Um modelo inovador para o combate às doenças que afetam o comportamento, no entanto, está disponível há dois meses em Londrina. Baseado na experiência dos Alcóolicos Anônimos (AA), os grupos de apoio dos Neuróticos Anônimos (NA) apostam na troca de experiências para a superação de problemas como angústia, insônia, depressão e solidão.
O grupo Novos Horizontes já realizou oito reuniões em Londrina, que atraíram uma média de 12 participantes. Os encontros são abertos para a comunidade e de graça. A instituição é apolítica e não discrimina diferentes crenças religiosas, explicou Marcos (nome fictício), um dos líderes do NA em Londrina.
Um estudo publicado em 1972 pelo Journal of Mental Health, dos Estados Unidos, indica que 95% da população mundial sofrem com algum tipo de neurose. Pode ser um grau leve, com o da pessoa que tem mania de roer as unhas, por exemplo, ou mais grave, como quem abusa da bebida, do álcool ou do jogo, exemplificou.
Marcos explicou que as doenças emocionais são causadas pelas próprias pessoas, em conseqüência do egoísmo, falta de amor e de humildade. Salientou ainda que o grupo não usa a palavra neurose no sentido científico, mas considera neurótica qualquer pessoa cujas emoções interferem no seu comportamento de qualquer forma e em qualquer grau, segundo ela mesma reconheça.

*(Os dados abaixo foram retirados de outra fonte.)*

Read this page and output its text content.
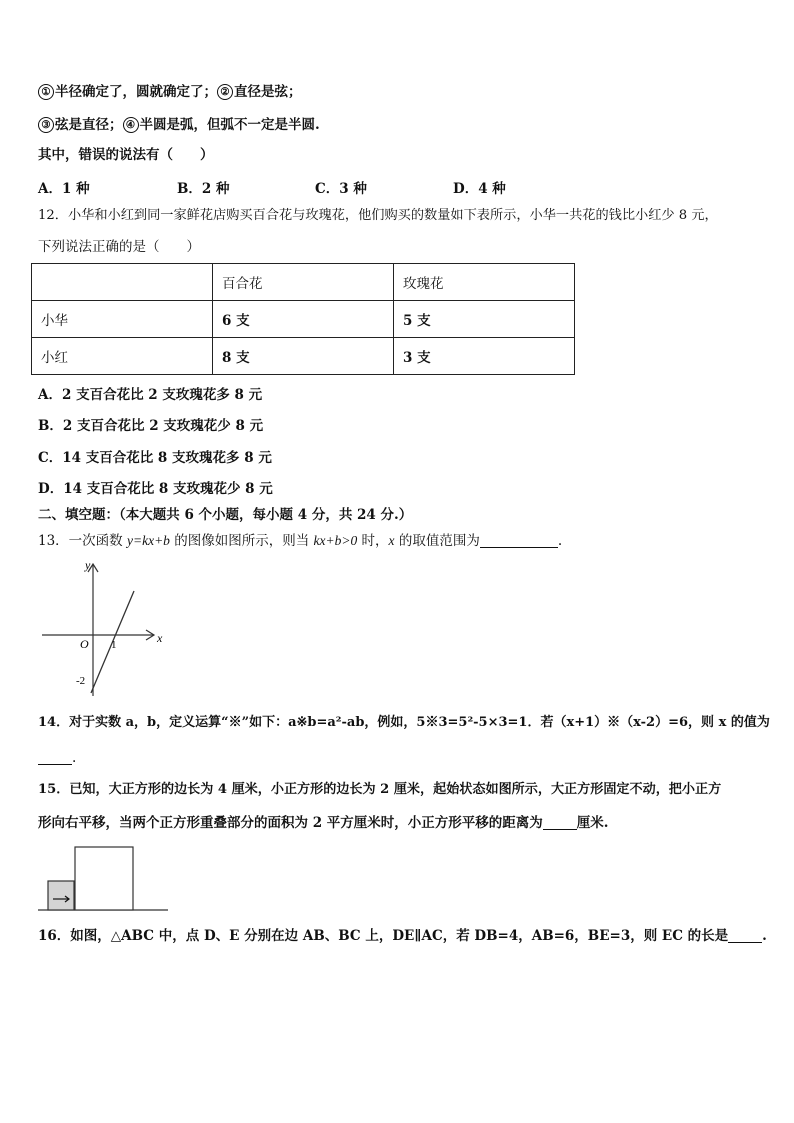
① 半径确定了，圆就确定了； ② 直径是弦；
③ 弦是直径； ④ 半圆是弧，但弧不一定是半圆.
其中，错误的说法有（　　）
A．1 种	B．2 种	C．3 种	D．4 种
12．小华和小红到同一家鲜花店购买百合花与玫瑰花，他们购买的数量如下表所示，小华一共花的钱比小红少 8 元，
下列说法正确的是（　　）
	百合花	玫瑰花
小华	6 支	5 支
小红	8 支	3 支
A．2 支百合花比 2 支玫瑰花多 8 元
B．2 支百合花比 2 支玫瑰花少 8 元
C．14 支百合花比 8 支玫瑰花多 8 元
D．14 支百合花比 8 支玫瑰花少 8 元
二、填空题：（本大题共 6 个小题，每小题 4 分，共 24 分.）
13．一次函数 y=kx+b 的图像如图所示，则当 kx+b>0 时，x 的取值范围为	.
x
y
O 1
-2
14．对于实数 a，b，定义运算“※”如下：a※b=a²-ab，例如，5※3=5²-5×3=1．若（x+1）※（x-2）=6，则 x 的值为
.
15．已知，大正方形的边长为 4 厘米，小正方形的边长为 2 厘米，起始状态如图所示，大正方形固定不动，把小正方
形向右平移，当两个正方形重叠部分的面积为 2 平方厘米时，小正方形平移的距离为	厘米.
16．如图，△ABC 中，点 D、E 分别在边 AB、BC 上，DE∥AC，若 DB=4，AB=6，BE=3，则 EC 的长是	.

Outra orientação é para que a pessoa que está fazendo algum tipo de tratamento não interrompa se decidir aderir ao grupo. O apoio ao Novos Horizontes vem dos Neuróticos Anônimos de Apucarana, que atuam há oito anos. E um dos principais objetivos das reuniões, resume Marcos, é que as pessoas que sofrem de doenças emocionais passem a viver e deixar os outros viverem.
SERVIÇO:
Reuniões às segundas-feiras, às 20 horas, na Rua Araguaia, 584, sala 12, na Vila Nova (Área Central de Londrina).